US wary China’s new coast guard law could escalate sea disputes
State Department says language in the law could be used by Beijing to intimidate its neighbours in the region amid South China Sea tension.
The United States is concerned about China’s recently enacted coast guard law and that it could escalate maritime disputes and be invoked to assert unlawful claims, the US State Department said on Friday.
China, which has maritime sovereignty disputes with Japan in the East China Sea and with several Southeast Asian countries in the South China Sea, passed a law last month that for the first time explicitly allows its coast guard to fire on foreign vessels.
State Department spokesman Ned Price told a regular briefing that Washington was “concerned by language in the law that expressly ties the potential use of force, including armed force, by the China coast guard to the enforcement of China’s claims, and ongoing territorial and maritime disputes in the East and South China Seas.”
He said the language, “strongly implies this law could be used to intimidate [China’s] maritime neighbours.”
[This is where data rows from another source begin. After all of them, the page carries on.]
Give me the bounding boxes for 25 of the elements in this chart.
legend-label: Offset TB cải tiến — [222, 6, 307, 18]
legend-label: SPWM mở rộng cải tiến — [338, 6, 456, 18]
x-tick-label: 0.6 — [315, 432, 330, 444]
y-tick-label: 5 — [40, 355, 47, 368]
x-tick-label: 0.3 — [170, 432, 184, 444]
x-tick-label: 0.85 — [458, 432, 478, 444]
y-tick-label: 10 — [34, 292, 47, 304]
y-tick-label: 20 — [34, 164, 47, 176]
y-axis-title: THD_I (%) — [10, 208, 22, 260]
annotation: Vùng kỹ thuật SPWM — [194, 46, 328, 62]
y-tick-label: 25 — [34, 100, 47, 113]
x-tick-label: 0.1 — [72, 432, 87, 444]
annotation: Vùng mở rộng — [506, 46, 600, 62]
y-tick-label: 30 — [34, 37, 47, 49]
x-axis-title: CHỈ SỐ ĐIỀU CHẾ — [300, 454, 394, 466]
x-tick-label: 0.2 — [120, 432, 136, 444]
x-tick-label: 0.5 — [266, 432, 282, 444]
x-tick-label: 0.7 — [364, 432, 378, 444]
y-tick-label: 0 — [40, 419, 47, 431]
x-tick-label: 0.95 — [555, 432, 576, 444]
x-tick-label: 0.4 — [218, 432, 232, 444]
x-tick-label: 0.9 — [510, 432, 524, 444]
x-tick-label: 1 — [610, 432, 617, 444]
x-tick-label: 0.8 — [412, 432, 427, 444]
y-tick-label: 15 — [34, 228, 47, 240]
“We are further concerned that China may invoke this new law to assert its unlawful maritime claims in the South China Sea, which were thoroughly repudiated by the 2016 arbitral tribunal ruling,” he said, referring to an international ruling that found in favour of the Philippines in a dispute with China.
“We remind the PRC and all whose forces operate in the South China Sea that responsible maritime forces act with professionalism and restraint in the exercise of their authorities.”
Price said the US reaffirmed a statement last July in which then-Secretary of State Mike Pompeo rejected China’s disputed claims to offshore resources in most of the South China Sea as “completely unlawful”.
He added that the US “stands firm” in its alliance commitments to both Japan and the Philippines.
The South China Sea dispute was among the issues that US President Joe Biden discussed in his first call as American leader with Chinese President Xi Jinping.